Russian Foreign Ministry spokeswoman Maria Zakharova leading a briefing, February 10, 2016.

"If they dream up some (measures), we will answer - it's not our choice".

But the declaration brings into effect sanctions limiting exports to Russian Federation and the financing of deals.

However, he added that "Moscow retains hopes of building constructive relations with Washington".

The US move also triggered a sell-off in Russian government bonds and the dollar-denominated RTS index fell to its lowest since April 11. The markets and the currency rebounded slightly over the day while remaining sharply down.

Russian Finance Minister Anton Siluanov said the government and central bank had the tools to maintain financial stability and would use them if necessary.

"This sort of decision by the American side is an absolutely unfriendly act", Peskov said Thursday.

Meghan Markle turns down invitation to Emmy Awards
She completed her look with a black fascinator, black clutch and black and gold sunglasses. So, will Meghan visit her dad and forgive and forget? She'd be nothing without me.
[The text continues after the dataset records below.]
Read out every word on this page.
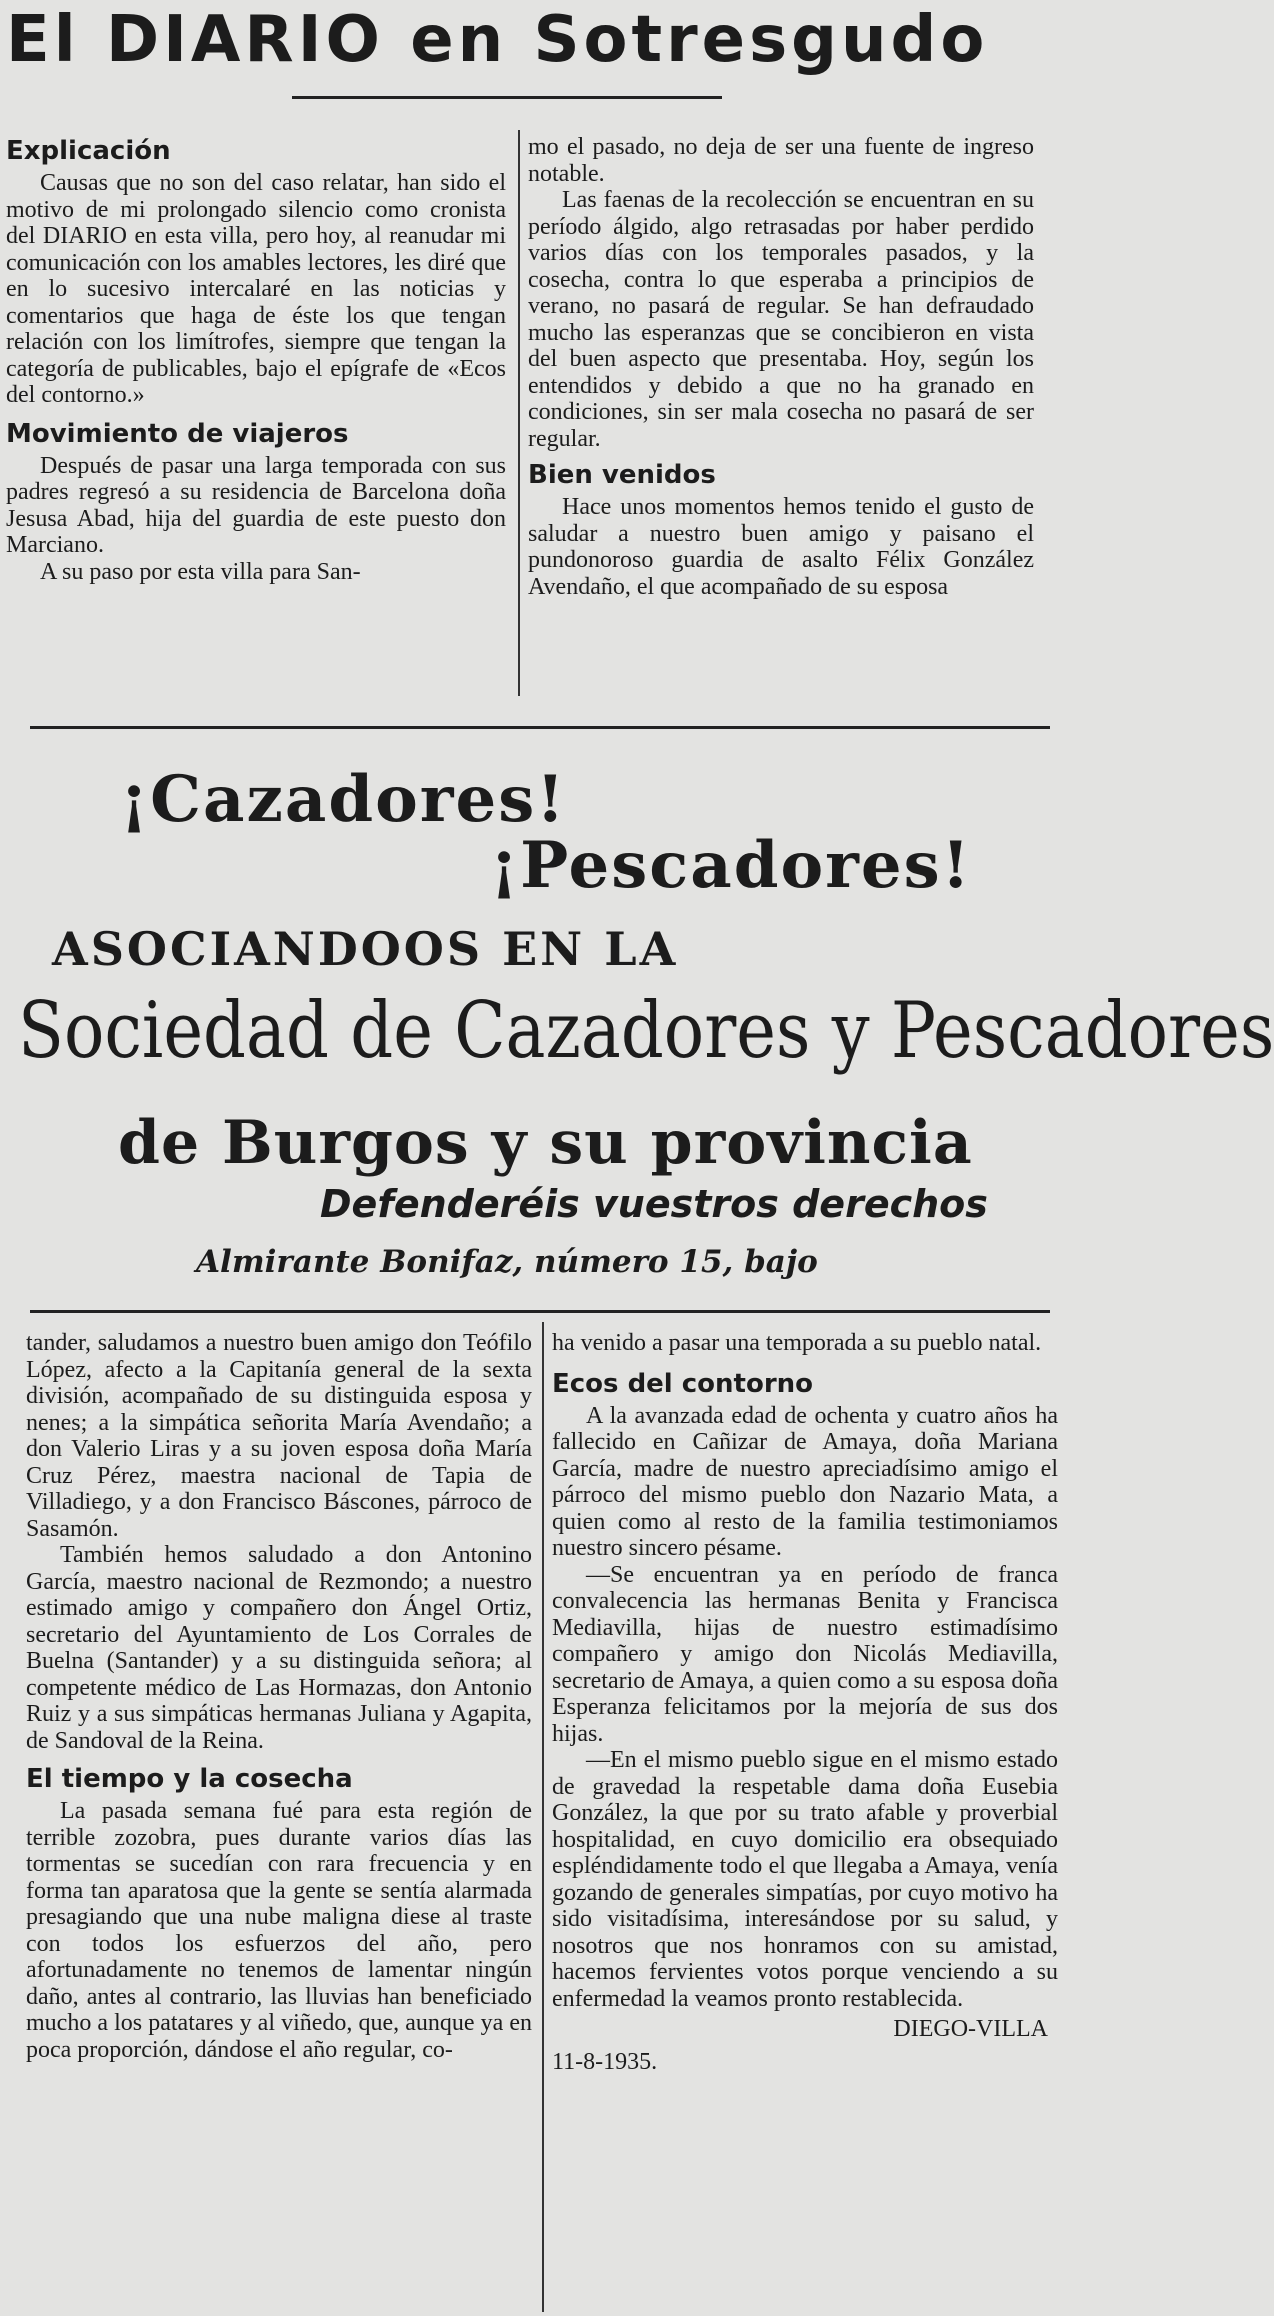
El DIARIO en Sotresgudo
Explicación

Causas que no son del caso relatar, han sido el motivo de mi prolongado silencio como cronista del DIARIO en esta villa, pero hoy, al reanudar mi comunicación con los amables lectores, les diré que en lo sucesivo intercalaré en las noticias y comentarios que haga de éste los que tengan relación con los limítrofes, siempre que tengan la categoría de publicables, bajo el epígrafe de «Ecos del contorno.»

Movimiento de viajeros

Después de pasar una larga temporada con sus padres regresó a su residencia de Barcelona doña Jesusa Abad, hija del guardia de este puesto don Marciano.

A su paso por esta villa para San-

mo el pasado, no deja de ser una fuente de ingreso notable.

Las faenas de la recolección se encuentran en su período álgido, algo retrasadas por haber perdido varios días con los temporales pasados, y la cosecha, contra lo que esperaba a principios de verano, no pasará de regular. Se han defraudado mucho las esperanzas que se concibieron en vista del buen aspecto que presentaba. Hoy, según los entendidos y debido a que no ha granado en condiciones, sin ser mala cosecha no pasará de ser regular.

Bien venidos

Hace unos momentos hemos tenido el gusto de saludar a nuestro buen amigo y paisano el pundonoroso guardia de asalto Félix González Avendaño, el que acompañado de su esposa

¡Cazadores!
¡Pescadores!
ASOCIANDOOS EN LA
Sociedad de Cazadores y Pescadores
de Burgos y su provincia
Defenderéis vuestros derechos
Almirante Bonifaz, número 15, bajo

tander, saludamos a nuestro buen amigo don Teófilo López, afecto a la Capitanía general de la sexta división, acompañado de su distinguida esposa y nenes; a la simpática señorita María Avendaño; a don Valerio Liras y a su joven esposa doña María Cruz Pérez, maestra nacional de Tapia de Villadiego, y a don Francisco Báscones, párroco de Sasamón.

También hemos saludado a don Antonino García, maestro nacional de Rezmondo; a nuestro estimado amigo y compañero don Ángel Ortiz, secretario del Ayuntamiento de Los Corrales de Buelna (Santander) y a su distinguida señora; al competente médico de Las Hormazas, don Antonio Ruiz y a sus simpáticas hermanas Juliana y Agapita, de Sandoval de la Reina.

El tiempo y la cosecha

La pasada semana fué para esta región de terrible zozobra, pues durante varios días las tormentas se sucedían con rara frecuencia y en forma tan aparatosa que la gente se sentía alarmada presagiando que una nube maligna diese al traste con todos los esfuerzos del año, pero afortunadamente no tenemos de lamentar ningún daño, antes al contrario, las lluvias han beneficiado mucho a los patatares y al viñedo, que, aunque ya en poca proporción, dándose el año regular, co-

ha venido a pasar una temporada a su pueblo natal.

Ecos del contorno

A la avanzada edad de ochenta y cuatro años ha fallecido en Cañizar de Amaya, doña Mariana García, madre de nuestro apreciadísimo amigo el párroco del mismo pueblo don Nazario Mata, a quien como al resto de la familia testimoniamos nuestro sincero pésame.

—Se encuentran ya en período de franca convalecencia las hermanas Benita y Francisca Mediavilla, hijas de nuestro estimadísimo compañero y amigo don Nicolás Mediavilla, secretario de Amaya, a quien como a su esposa doña Esperanza felicitamos por la mejoría de sus dos hijas.

—En el mismo pueblo sigue en el mismo estado de gravedad la respetable dama doña Eusebia González, la que por su trato afable y proverbial hospitalidad, en cuyo domicilio era obsequiado espléndidamente todo el que llegaba a Amaya, venía gozando de generales simpatías, por cuyo motivo ha sido visitadísima, interesándose por su salud, y nosotros que nos honramos con su amistad, hacemos fervientes votos porque venciendo a su enfermedad la veamos pronto restablecida.

DIEGO-VILLA
11-8-1935.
"In practice this will mean we are imposing a "presumption of denial" upon export licences for USA -origin national security-sensitive goods and technology to any Russian state-owned or state-funded enterprise", the official said in a conference call with reporters.

Under the terms of the sanctions, any attempt by a USA company to obtain an export licence to sell anything with a potential national security objective - gas turbine engines, electronics, integrated circuits and testing and calibration equipment - will be automatically denied.

Such technologies have often been used in items including electronic devices as well as calibration equipment. Waivers have been issued for foreign assistance and space flight activities, while commercial passenger aviation and other commercial goods for civilian use will be assessed on a case-by-case basis, according to the official who briefed reporters.

While Kremlin spokesman Peskov suggested the Kremlin was still weighing how to respond to the sanctions, other Russian officials were less circumspect. These could go as far as a ban on Russian airlines using U.S. airports.

President Trump had already moved to expell a hundred Russian diplomats from the USA following the attack.

Trump also ordered the expulsion of 60 Russians, including 12 identified as intelligence officers, and closed the Russian consulate in Seattle.

The sanctions are mandated by a USA law that requires action over the use of chemical and biological weapons-but President Trump maintains significant discretionary power over the degree of that punishment.

Russia's economy had demonstrated it was stable in the face of past sanctions, as well as fluctuations in the oil price, he said in a statement.

Reports earlier this week that the United Kingdom was preparing to request the extradition of two Russians it suspected of being behind the attack were found to be less advanced than initially suggested, Sky sources said.

On June 30, a British couple were poisoned by Novichok in a nearby town - 44-year-old mother-of-three Dawn Sturgess subsequently died.